Das war ein glatter Affront. Und es war politisch und moralisch falsch. Denn nun bleiben viele Fragen offen, die nur Hartmann hätte klären können. Er blockiert die Aufklärung und schürt damit alle Ressentiments gegen die politische Klasse.

Juristisch im Recht
 

Aus Hartmanns persönlicher Sicht war die Aussageverweigerung allerdings das einzig Richtige. Er hat reichlich spät versucht, seine Haut zu retten, oder das, was davon noch übrig geblieben ist. Politisch ist er ohnehin erledigt. Niemand glaubt ihm noch ein Wort. Und ob er seiner Fraktion weiter angehören kann, wird sich noch zeigen. Aber das Recht, dies zu tun, hat er nun einmal.

Die Aussage verweigern zu dürfen, ist eine große Errungenschaft unserer vom Grundgesetz geschützten Rechtsordnung. Niemand darf genötigt werden, sich selbst (oder nahe Angehörige) durch eine Zeugenaussage zu belasten. Hartmann hätte sich dieser Gefahr ausgesetzt, wenn er weiter so drauflos erzählt hätte, wie bei seiner letzten Zeugenvernehmung.

Denn bei dieser Vernehmung hat er sich in eine Zwickmühle manövriert. Wenn er wirklich seinen Genossen Edathy vor den Ermittlungen der Justizbehörden gewarnt hätte, was dieser behauptet und er bestreitet, wäre er wegen Strafvereitelung dran. Er musste bei seiner Version bleiben, selbst wenn ihm das eine Anklage und möglicherweise gar eine Verurteilung wegen uneidlicher Falschaussage einbringt.

Wer nun von den beiden gelogen hat, Edathy oder Hartmann, können vermutlich nur noch die Gerichte klären. Politisch aber sind beide schon jetzt auf der Strecke geblieben.

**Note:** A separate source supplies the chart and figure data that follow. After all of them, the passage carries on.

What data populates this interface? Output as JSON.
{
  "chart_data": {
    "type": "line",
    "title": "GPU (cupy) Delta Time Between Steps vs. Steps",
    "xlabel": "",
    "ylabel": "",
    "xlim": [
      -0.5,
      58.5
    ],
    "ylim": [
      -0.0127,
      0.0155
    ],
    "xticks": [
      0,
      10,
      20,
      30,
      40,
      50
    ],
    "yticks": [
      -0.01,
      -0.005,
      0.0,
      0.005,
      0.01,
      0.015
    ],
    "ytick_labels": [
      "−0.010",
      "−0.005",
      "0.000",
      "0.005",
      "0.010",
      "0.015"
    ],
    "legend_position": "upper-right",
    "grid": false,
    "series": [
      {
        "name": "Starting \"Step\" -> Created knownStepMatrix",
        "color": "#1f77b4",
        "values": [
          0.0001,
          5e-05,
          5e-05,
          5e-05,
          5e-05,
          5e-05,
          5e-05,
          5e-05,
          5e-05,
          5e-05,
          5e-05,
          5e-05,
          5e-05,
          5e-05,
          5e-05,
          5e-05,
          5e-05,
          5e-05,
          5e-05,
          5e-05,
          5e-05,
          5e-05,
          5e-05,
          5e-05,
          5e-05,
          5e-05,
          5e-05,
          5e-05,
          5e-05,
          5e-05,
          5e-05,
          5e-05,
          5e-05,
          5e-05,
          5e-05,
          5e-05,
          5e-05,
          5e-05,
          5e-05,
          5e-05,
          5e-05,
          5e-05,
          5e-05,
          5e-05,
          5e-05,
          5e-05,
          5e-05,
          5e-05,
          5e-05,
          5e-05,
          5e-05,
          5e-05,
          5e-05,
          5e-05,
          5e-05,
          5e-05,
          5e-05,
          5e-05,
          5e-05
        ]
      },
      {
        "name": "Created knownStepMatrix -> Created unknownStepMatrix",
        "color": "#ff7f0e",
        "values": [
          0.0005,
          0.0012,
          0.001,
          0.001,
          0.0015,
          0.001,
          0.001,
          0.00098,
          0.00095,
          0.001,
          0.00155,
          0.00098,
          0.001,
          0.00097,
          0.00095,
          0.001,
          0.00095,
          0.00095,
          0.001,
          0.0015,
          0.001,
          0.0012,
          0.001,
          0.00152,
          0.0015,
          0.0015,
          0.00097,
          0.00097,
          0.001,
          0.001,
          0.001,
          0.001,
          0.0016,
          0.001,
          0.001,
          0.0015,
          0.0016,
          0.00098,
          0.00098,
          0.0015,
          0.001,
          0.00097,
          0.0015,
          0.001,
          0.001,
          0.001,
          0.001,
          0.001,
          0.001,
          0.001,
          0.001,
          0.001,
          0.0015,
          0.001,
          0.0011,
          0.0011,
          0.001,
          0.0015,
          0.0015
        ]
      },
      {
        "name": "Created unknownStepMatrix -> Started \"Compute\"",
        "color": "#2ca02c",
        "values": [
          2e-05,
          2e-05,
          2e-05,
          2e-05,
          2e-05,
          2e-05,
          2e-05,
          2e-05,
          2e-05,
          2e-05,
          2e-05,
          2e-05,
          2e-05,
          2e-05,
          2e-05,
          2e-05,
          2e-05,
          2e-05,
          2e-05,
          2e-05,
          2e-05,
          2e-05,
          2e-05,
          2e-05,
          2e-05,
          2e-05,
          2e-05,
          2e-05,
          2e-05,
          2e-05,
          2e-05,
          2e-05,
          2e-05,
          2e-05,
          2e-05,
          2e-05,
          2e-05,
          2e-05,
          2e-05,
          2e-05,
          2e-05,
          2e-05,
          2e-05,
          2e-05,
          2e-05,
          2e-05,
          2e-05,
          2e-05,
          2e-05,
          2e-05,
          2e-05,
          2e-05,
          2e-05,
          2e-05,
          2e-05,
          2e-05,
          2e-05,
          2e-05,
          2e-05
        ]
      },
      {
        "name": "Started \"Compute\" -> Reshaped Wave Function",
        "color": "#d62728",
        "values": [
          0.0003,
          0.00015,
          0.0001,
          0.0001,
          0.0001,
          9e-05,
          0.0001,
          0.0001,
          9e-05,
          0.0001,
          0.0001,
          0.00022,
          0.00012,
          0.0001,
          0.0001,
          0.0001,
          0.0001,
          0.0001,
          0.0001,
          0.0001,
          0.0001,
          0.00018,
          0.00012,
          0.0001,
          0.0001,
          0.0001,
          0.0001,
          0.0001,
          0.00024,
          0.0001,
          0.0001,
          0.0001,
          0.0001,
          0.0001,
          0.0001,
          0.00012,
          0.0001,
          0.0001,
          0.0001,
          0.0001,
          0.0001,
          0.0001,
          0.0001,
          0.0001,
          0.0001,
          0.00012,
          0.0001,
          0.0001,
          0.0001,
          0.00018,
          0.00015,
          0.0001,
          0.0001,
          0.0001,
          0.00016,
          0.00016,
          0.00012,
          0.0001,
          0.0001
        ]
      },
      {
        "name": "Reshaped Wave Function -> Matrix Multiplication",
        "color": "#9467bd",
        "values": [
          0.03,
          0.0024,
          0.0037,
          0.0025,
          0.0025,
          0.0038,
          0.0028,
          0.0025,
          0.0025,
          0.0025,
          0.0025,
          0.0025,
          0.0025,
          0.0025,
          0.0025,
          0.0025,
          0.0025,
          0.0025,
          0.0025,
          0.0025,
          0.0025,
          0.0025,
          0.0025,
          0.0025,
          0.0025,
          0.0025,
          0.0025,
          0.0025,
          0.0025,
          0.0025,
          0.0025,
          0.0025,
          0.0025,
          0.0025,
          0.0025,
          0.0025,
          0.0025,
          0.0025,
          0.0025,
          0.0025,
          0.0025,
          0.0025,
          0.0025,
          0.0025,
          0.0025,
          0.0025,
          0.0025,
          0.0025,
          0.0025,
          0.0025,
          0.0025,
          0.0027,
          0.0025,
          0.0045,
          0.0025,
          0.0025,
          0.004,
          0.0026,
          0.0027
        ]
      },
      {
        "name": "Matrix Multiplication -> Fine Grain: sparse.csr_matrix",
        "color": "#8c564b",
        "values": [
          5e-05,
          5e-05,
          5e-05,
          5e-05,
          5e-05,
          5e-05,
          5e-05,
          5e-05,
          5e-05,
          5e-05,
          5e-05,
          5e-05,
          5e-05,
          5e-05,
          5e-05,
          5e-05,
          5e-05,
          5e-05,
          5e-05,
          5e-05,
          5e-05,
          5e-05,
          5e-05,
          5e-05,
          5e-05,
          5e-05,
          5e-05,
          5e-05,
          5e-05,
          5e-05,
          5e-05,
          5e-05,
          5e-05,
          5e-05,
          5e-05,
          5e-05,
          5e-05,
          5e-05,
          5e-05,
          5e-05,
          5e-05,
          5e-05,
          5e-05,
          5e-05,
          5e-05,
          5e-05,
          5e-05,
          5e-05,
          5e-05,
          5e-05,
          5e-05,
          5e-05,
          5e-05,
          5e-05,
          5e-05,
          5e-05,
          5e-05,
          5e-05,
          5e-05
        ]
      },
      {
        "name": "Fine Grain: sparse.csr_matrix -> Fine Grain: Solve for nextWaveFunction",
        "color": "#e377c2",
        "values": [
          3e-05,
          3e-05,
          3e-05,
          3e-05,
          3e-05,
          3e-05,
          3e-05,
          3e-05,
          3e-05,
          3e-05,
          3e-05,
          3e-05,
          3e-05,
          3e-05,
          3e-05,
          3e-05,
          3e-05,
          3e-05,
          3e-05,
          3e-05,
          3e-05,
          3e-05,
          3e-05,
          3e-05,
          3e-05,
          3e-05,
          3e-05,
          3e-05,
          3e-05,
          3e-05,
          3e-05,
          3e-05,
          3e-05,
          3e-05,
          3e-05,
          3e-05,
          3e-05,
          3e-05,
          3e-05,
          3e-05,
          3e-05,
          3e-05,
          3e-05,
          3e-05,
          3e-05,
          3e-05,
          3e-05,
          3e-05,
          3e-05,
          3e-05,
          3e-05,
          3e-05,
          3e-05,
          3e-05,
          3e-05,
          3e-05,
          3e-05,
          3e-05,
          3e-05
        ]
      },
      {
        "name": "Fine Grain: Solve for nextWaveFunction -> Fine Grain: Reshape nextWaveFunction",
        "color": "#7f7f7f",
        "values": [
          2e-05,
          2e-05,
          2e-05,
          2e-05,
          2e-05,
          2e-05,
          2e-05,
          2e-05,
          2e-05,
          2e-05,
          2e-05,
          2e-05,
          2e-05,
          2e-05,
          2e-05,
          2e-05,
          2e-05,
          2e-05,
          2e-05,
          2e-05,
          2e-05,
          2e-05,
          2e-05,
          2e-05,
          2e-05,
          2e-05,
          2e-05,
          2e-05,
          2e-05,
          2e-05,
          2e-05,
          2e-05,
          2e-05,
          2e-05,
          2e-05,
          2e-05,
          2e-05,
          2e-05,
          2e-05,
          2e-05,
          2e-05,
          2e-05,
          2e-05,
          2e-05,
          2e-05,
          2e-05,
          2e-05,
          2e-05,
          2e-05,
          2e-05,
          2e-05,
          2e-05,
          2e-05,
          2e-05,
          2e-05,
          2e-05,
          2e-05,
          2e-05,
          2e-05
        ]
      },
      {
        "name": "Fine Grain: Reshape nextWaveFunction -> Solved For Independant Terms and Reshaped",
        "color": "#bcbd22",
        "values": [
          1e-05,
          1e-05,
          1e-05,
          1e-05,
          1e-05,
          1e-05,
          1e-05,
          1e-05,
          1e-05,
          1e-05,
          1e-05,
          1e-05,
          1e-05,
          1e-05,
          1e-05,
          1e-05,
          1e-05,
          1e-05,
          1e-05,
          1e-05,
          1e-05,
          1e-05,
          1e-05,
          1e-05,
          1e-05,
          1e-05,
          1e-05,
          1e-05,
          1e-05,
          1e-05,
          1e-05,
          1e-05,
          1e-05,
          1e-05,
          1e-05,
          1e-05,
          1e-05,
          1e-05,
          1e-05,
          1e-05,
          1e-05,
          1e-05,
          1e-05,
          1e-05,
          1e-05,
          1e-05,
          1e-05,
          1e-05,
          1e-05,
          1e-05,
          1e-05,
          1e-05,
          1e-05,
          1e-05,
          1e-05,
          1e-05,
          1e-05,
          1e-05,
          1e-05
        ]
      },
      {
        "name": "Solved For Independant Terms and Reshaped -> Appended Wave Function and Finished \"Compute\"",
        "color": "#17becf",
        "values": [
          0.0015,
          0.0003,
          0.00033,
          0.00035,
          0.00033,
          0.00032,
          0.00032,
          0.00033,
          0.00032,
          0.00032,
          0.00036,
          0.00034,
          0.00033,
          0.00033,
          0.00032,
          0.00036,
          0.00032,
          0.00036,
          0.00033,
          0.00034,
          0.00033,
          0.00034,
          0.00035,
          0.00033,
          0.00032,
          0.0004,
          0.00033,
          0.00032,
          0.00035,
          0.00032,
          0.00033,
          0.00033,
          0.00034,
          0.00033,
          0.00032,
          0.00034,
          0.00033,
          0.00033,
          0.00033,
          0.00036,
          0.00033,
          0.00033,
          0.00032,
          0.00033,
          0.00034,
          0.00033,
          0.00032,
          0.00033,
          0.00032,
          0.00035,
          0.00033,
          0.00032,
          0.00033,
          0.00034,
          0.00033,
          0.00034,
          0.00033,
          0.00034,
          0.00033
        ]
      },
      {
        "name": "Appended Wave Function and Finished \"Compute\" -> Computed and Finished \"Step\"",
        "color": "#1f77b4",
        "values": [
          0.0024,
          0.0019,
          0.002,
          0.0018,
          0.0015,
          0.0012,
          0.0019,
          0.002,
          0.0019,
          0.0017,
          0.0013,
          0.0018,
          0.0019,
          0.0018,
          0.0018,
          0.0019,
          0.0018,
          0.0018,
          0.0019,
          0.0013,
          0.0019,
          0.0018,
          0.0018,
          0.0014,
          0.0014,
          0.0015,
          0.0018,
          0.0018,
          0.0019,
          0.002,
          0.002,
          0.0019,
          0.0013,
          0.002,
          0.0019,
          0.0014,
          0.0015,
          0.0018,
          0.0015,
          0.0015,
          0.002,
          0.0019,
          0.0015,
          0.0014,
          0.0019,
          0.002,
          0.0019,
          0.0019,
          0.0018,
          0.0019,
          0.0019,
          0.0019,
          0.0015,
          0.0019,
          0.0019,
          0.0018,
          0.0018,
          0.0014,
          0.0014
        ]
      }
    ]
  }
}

Edathy wurde als Abgeordneter untragbar, weil er sich die Bilder nackter Kinder kaufte. Und Hartmanns Glaubwürdigkeit ist inzwischen derartig zetrümmert, dass niemand mehr seine Aussagen fürchten muss.

Selbst wenn er jetzt behauptete, er habe im Auftrag der SPD-Führung Edathy laufend über den Stand der Ermittlungen informiert, bliebe das wahrscheinlich folgenlos. Denn diesem Zeugen glaubt jetzt niemand mehr.

Für Überraschungen aber sind Untersuchungsausschüsse – das weiß man spätestens seit den legendären Ermittlungen beim Flick-Skandal in den 1980er-Jahren – trotzdem immer noch gut. Deshalb soll, muss und wird der Ausschuss weiter machen.